Journal: Ear And Hearing, Volume 24, Issue 1, Feb 2003
OBJECTIVE The primary purpose of this study was to determine the distortion product otoacoustic emission (DPOAE) and noise response characteristics in a large sample of older adults. Another purpose was to evaluate how specific absolute DPOAE levels or DPOAE/Noise ratios differentiated hearing status in these individuals.
DESIGN A cross-sectional design was utilized for this study. As a part of the Epidemiology of Hearing Loss Study (EHLS), DPOAEs were measured in 937 of the 3,429 participants aged 48 to 92 yr. The DPOAE and noise response characteristics were evaluated at 1,000, 2,000, 4,000, and 8,000 Hz. Absolute DPOAE level and DPOAE/Noise ratios were measured in the participants. The DPOAE data were compared with individual pure-tone frequencies (1,000, 2,000, 4,000, and 8,000 Hz) in the participants to investigate how DPOAE responses differentiated ears with normal hearing from impaired ears. Sensitivity, specificity, positive and negative predictive values, and accuracies were calculated for various absolute DPOAE levels and DPOAE/Noise ratios.

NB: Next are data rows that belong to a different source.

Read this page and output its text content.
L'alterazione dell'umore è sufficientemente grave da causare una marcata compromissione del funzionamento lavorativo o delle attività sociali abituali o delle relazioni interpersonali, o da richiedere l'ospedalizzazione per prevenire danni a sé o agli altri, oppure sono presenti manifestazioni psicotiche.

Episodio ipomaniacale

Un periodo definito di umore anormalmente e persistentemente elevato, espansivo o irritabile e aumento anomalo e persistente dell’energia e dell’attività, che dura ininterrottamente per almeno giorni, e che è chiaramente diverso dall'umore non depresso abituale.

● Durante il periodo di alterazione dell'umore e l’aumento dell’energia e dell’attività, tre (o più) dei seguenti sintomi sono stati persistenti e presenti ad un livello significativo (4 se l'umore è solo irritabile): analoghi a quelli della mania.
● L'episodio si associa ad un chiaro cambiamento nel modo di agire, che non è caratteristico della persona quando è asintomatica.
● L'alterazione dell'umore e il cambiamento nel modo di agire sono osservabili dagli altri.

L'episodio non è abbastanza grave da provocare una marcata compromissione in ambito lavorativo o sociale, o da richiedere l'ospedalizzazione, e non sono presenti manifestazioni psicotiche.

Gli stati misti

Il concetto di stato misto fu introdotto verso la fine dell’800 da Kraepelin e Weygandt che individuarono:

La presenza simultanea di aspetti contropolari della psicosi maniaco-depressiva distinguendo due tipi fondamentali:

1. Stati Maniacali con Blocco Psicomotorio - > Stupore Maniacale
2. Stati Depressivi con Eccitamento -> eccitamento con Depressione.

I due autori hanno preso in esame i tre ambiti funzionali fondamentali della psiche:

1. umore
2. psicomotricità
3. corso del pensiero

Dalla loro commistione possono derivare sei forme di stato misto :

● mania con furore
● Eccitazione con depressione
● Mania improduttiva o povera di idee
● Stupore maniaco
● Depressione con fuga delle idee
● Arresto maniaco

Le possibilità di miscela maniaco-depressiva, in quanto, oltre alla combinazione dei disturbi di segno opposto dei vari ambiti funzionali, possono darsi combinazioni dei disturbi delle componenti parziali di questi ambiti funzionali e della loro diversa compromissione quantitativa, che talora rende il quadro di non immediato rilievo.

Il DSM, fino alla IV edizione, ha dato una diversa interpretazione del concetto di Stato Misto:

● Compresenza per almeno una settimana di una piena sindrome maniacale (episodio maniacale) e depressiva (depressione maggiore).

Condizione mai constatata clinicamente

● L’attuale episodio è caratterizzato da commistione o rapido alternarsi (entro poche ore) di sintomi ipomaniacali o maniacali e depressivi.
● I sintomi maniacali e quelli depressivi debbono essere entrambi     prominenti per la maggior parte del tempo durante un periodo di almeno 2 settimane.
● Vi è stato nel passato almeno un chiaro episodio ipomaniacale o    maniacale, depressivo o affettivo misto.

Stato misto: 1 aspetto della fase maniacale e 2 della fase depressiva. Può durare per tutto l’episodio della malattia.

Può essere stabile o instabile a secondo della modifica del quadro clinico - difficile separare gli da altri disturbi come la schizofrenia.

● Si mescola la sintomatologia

RESULTS Due to the considerable overlap between DPOAE responses and the noise levels at 1,000 Hz, this frequency was not used for any analyses. Sensitivity and specificity were calculated for various DPOAE responses. Sensitivity and specificity varied by frequency for absolute DPOAE levels and DPOAE/Noise ratios. Receiver operator characteristic (ROC) analyses were used to determine which DPOAE responses differentiated normal hearing from hearing loss. The ROC analyses demonstrated that -6 dB SPL at 2,000 Hz, -14 dB SPL at 4,000 Hz, and -22 dB SPL at 8,000 Hz and a +9 dB DPOAE/Noise ratio at each of these frequencies yielded the highest discrimination.
CONCLUSIONS Sensitivity and specificity varied by DPOAE response characteristics and frequency. The decision as to which DPOAE response criterion used should be based on careful consideration of objectives and the possible consequences of misdiagnosis. The results of this study support the use of DPOAEs as a clinical measure for older adults.